The Secret Show group currently has an exhibit of work by art students at MTSU and Sewanee. It’s a great idea, since these guys are so close but people in
I didn’t get a great look at the show, and I hope I’ll get a chance to go by again before they take it down. The work that stuck out the most for me was by Jacqueline Meeks, who I think is at MTSU. One piece was four dead feeder mice, hung by their tales from pins in the wall. Each had been frozen in water, I’m pretty sure just in an ice cube tray. Each mouse wore a block of ice that was slowly melting. Seeing them impaled on the wall was just a bit gruesome, but definitely worked in poetic ways. The feeder mice are sacrifice animals, sold as a pet supplies for things like snakes that need live food, or in lab experiments. They seemed to be carrying the ice as a burden, and being slowly relieved of that burden in a streak of water down the gallery's drywall.

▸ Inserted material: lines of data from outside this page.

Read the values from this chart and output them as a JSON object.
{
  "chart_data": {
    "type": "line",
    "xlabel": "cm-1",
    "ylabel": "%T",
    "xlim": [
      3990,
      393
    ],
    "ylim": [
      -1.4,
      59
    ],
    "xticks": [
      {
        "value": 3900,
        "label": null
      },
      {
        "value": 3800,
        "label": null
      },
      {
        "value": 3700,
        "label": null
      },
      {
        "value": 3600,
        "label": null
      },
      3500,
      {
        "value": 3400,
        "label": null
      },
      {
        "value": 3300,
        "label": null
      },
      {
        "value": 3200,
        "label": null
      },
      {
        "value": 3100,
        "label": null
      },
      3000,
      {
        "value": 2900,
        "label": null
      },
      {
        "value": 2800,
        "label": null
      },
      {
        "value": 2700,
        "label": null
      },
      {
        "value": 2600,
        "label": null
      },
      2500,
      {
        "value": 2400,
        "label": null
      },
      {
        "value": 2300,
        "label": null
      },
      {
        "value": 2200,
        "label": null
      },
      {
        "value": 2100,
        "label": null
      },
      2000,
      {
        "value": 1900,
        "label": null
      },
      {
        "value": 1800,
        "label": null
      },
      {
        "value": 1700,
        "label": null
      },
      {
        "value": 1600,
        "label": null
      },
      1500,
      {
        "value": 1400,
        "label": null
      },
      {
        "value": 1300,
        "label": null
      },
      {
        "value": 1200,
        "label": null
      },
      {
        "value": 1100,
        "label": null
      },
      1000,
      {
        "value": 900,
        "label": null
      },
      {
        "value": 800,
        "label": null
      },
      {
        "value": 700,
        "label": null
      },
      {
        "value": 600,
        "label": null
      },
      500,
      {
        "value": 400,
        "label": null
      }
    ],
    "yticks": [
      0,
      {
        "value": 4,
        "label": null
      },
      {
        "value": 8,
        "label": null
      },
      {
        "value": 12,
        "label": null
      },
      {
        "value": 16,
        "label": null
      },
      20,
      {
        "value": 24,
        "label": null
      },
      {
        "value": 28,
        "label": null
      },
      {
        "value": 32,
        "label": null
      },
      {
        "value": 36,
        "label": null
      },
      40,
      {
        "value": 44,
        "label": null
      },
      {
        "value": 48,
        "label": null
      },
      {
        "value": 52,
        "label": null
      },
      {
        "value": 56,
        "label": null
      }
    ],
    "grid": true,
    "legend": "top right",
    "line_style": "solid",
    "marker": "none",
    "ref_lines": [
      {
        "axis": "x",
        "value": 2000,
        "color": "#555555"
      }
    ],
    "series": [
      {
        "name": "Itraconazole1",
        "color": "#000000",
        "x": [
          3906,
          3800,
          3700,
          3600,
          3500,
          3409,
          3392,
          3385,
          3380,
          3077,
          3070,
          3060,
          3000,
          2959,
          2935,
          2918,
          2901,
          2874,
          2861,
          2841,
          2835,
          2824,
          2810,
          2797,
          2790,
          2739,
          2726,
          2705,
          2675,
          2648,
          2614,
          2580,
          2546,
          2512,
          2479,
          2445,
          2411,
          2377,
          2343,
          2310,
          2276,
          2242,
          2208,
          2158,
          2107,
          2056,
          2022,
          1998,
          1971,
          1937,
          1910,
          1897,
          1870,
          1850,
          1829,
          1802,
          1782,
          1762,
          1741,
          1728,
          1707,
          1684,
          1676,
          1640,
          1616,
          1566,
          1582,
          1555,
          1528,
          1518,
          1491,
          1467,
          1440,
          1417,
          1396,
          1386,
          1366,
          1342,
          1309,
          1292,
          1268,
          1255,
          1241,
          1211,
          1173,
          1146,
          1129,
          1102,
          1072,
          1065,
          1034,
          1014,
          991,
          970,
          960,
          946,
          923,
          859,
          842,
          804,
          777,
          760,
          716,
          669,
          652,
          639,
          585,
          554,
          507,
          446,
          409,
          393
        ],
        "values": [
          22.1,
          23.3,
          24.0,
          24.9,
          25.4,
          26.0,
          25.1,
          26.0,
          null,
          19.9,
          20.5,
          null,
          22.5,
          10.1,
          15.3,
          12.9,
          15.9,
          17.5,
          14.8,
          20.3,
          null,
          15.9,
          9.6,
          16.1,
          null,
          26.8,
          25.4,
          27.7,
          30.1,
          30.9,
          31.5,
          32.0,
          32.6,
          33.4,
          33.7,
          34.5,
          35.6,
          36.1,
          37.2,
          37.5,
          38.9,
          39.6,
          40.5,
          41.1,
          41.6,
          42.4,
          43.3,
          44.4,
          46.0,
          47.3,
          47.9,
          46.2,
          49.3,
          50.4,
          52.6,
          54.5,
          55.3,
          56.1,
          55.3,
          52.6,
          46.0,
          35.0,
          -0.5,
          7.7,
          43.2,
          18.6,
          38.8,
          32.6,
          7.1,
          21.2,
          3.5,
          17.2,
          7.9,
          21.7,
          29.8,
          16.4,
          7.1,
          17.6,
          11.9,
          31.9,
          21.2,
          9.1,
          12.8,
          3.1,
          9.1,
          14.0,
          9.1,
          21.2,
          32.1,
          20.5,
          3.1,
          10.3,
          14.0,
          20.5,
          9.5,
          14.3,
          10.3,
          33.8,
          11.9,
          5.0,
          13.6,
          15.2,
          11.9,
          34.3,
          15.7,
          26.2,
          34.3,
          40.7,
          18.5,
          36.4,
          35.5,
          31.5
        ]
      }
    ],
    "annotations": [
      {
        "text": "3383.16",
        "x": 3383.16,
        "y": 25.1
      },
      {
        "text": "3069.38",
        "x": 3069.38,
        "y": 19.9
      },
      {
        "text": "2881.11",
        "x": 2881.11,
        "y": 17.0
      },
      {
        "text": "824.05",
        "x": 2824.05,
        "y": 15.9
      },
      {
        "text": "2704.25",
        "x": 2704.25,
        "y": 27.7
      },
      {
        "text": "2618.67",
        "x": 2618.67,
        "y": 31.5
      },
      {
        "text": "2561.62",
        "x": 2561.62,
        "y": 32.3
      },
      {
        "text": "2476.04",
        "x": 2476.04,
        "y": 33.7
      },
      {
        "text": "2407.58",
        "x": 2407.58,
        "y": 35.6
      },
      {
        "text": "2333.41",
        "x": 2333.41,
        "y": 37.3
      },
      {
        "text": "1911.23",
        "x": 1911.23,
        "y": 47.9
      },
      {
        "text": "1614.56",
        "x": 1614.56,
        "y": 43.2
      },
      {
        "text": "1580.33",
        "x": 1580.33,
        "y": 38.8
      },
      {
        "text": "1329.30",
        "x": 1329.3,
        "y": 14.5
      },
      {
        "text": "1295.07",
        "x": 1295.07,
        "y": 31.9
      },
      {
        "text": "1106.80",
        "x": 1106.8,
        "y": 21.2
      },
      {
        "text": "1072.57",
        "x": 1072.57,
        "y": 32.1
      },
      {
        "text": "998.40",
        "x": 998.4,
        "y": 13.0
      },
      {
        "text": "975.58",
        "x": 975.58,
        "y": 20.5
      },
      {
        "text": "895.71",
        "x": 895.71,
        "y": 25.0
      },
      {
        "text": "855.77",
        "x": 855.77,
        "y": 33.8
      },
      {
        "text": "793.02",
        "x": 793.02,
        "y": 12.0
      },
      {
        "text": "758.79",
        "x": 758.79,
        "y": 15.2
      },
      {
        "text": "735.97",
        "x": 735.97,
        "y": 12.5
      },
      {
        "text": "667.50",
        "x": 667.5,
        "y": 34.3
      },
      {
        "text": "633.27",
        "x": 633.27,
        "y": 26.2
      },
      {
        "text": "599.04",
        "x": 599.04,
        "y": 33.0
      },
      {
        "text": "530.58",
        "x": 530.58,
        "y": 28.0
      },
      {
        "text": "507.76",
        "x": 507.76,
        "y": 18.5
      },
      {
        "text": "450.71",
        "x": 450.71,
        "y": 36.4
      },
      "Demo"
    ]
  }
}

Her other piece was a video showing a man seated, no shirt, facing away from the camera. His back was marked with a grid, and a fully dressed woman worked her way across his back, planting a hickey in each square. She converted an act of passion, or at least of teenage making out, into a technical exercise. Still, there was some tenderness in the way she approached him, put her hands on him gently to steady herself while she loudly sucked on his skin. And the tenderness was balanced by the inherent violence of a hickey, possibly the most common form of sado-masochistic practice. In addition to setting up these tensions, this is one of those pieces that establishes art historical references in a sly and simple way. The grid line is of course the painter’s grid from the Renaissance, used for the same purposes, to position the artist’s marks. It’s just she’s making marks with her mouth and teeth (or those of a stand-in). Bob Durham also pointed out a similarity to photos by Joel-Peter Witkin, and I think I know the ones he’s talking about, looking at sitter from the back. And it’s a good allusion all around, emphasizing the presence of disfiguration and deviant sexual practice. Of course the cleverness of Meeks’ piece is that the “deviant” erotic practice here couldn’t be any more common. Makes a similar point, just from another direction.
I spent too much time at the opening jawing and didn’t get a great look at everything. Hopefully they’ll have some open hours for the gallery and I’ll get over there at the right time (always a challenge for me).